Photometric stereo (PS), multi-view stereo (MVS) and optical flow (OF) are well-established methods for reconstructing 3-D images, each with its own strengths and weaknesses that often complement the others. By combining them into a single technique, called photogeometric scene flow (PGSF), the researchers were able to create synergies that improved the quality and detail of the resulting 3-D reconstructions.
"The quality of a 3-D model can make or break the perceived realism of an animation," said Paulo Gotardo, an associate research scientist at Disney Research. "That's particularly true for faces; people have a remarkably low threshold for inaccuracies in the appearance of facial features. PGSF could prove extremely valuable because it can capture dynamically moving objects in high detail and accuracy."
Gotardo, working with principal research scientist Iain Matthews at Disney Research in collaboration with Tomas Simon and Yaser Sheikh of Carnegie Mellon's Robotics Institute, found that they could obtain better results by solving the three difficult problems simultaneously.
PS can capture the fine detail geometry of faces or other texture-less objects by photographing the object under different lighting conditions. The method is often used to enhance the detail of low-resolution geometry obtained by MVS, but requires a third technique, OF, to compensate for 3-D motion of the object over time.

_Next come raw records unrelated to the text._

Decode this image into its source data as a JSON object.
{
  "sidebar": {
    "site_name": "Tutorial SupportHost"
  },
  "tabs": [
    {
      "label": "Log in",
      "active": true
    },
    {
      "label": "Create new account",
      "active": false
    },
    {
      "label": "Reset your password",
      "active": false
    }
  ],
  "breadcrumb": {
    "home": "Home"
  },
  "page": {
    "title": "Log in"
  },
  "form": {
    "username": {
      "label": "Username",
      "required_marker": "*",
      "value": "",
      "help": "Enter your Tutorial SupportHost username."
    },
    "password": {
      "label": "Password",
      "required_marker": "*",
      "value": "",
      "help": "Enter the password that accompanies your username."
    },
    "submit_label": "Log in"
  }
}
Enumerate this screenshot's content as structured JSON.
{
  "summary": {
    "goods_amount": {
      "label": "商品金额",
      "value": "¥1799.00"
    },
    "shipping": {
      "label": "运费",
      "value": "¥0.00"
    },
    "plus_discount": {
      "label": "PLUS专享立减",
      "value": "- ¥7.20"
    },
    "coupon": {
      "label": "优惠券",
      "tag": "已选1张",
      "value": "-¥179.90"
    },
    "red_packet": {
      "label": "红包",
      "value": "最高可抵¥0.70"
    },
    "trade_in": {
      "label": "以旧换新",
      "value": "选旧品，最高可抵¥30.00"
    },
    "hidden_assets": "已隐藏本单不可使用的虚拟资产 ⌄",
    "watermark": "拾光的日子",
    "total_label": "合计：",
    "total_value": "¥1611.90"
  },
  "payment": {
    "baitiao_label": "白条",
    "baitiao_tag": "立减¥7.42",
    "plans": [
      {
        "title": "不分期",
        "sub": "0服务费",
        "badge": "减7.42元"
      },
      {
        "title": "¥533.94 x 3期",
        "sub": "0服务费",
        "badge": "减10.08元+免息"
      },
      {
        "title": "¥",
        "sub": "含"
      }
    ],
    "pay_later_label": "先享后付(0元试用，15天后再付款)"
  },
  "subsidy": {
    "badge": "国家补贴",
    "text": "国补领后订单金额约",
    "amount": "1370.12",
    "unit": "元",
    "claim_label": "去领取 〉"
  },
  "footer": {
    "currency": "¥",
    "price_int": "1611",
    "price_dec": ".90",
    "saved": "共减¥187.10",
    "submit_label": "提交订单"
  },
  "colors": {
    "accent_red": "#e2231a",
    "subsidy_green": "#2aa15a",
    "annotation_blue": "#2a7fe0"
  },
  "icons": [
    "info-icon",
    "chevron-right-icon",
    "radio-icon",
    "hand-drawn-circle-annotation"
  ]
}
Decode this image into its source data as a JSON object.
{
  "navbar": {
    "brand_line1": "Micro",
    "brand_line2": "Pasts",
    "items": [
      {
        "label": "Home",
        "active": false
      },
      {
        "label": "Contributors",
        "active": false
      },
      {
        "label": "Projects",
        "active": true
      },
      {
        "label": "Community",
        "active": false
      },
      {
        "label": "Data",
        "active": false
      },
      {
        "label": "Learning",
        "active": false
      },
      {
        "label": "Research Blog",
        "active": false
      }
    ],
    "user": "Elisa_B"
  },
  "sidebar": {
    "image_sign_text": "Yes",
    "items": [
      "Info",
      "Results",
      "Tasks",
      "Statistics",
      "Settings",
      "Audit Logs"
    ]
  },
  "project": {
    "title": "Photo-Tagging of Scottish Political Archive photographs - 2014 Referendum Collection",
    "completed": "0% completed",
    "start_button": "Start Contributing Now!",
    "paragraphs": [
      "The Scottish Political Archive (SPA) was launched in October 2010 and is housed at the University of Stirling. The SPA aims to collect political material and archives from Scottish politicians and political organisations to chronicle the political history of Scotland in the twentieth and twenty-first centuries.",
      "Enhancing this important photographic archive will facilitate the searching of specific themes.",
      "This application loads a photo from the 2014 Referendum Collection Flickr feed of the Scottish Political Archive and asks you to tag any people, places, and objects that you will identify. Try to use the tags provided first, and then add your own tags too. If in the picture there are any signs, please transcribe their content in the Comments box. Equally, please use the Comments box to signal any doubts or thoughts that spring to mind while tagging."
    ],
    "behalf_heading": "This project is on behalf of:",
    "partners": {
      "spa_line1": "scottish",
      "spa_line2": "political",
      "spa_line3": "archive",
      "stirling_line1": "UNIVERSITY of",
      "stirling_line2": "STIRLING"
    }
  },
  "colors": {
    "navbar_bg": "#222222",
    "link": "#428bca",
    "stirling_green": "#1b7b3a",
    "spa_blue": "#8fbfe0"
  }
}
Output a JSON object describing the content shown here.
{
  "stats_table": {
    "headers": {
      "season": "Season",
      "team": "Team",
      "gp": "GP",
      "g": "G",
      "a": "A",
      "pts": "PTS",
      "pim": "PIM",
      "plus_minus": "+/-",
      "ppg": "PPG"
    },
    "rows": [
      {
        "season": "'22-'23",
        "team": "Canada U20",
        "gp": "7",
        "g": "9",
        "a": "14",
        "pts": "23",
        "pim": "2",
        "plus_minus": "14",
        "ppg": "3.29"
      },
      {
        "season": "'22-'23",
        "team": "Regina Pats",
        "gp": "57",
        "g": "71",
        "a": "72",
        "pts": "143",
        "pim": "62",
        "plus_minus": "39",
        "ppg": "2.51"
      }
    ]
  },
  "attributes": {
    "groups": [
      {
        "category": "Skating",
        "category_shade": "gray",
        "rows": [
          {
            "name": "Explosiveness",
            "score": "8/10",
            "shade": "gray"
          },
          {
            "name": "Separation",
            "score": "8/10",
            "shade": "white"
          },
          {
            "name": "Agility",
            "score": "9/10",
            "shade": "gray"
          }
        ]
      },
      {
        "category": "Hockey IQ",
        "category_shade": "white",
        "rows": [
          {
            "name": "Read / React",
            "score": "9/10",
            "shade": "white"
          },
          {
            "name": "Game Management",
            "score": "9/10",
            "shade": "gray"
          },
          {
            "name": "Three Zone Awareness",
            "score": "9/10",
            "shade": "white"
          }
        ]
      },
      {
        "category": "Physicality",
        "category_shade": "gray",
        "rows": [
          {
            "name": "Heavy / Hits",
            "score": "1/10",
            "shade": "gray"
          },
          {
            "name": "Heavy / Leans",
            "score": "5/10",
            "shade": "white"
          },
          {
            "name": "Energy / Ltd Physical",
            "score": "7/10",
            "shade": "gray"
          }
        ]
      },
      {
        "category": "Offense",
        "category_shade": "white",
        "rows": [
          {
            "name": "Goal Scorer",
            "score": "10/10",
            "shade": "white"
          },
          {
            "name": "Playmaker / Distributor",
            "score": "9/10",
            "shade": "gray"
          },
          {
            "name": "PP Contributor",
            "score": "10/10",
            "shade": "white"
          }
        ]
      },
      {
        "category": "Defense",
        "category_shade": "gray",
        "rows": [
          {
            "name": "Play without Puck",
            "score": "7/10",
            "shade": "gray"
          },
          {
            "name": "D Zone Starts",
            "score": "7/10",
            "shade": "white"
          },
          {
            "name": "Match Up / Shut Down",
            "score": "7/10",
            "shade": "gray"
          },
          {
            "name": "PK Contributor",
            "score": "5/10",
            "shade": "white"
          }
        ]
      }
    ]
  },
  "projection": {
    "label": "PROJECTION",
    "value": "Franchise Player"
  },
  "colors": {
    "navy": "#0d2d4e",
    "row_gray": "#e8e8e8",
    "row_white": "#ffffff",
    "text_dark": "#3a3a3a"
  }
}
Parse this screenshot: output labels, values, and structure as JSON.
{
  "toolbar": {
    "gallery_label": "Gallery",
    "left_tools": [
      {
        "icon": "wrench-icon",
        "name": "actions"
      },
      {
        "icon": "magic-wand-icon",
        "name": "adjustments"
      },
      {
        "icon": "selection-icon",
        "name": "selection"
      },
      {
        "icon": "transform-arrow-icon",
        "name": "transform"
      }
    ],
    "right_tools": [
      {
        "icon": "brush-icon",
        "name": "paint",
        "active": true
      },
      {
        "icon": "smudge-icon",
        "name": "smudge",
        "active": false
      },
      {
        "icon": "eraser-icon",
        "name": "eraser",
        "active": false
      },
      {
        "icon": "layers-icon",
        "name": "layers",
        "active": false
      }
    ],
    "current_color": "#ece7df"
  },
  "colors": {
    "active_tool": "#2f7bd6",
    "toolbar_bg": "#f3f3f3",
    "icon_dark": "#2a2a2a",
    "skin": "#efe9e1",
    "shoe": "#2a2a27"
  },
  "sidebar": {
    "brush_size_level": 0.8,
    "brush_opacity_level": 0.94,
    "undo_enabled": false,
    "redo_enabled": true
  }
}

With each of these three steps, image misalignments and other errors can accumulate and lead to a loss of detail.
"The key to PGSF is the fact that PS not only benefits from, but also facilitates the computation of MVS and OF," Simon said.
The researchers found that facial details such as skin pores, eyes, brows, nostrils and lips that they obtained via PGSF were superior to those obtained using other state-of-the-art techniques.
To perform PGSF, the researchers created an acquisition setup consisting of two cameras and nine directional lights of three different colors. The lights are multiplexed in time and spectrally to sample the appearance of an actor's face within a very short interval—three video frames. This minimizes the need for motion compensation while also minimizing self-shadowing, which can be problematic for 3-D reconstruction.
"The PGSF technique also can be applied to more complex acquisition setups with different numbers of cameras and light sources," Matthews said.
The researchers will present their findings on PGSF at ICCV 2015, the International Conference on Computer Vision, Dec. 11, in Santiago, Chile.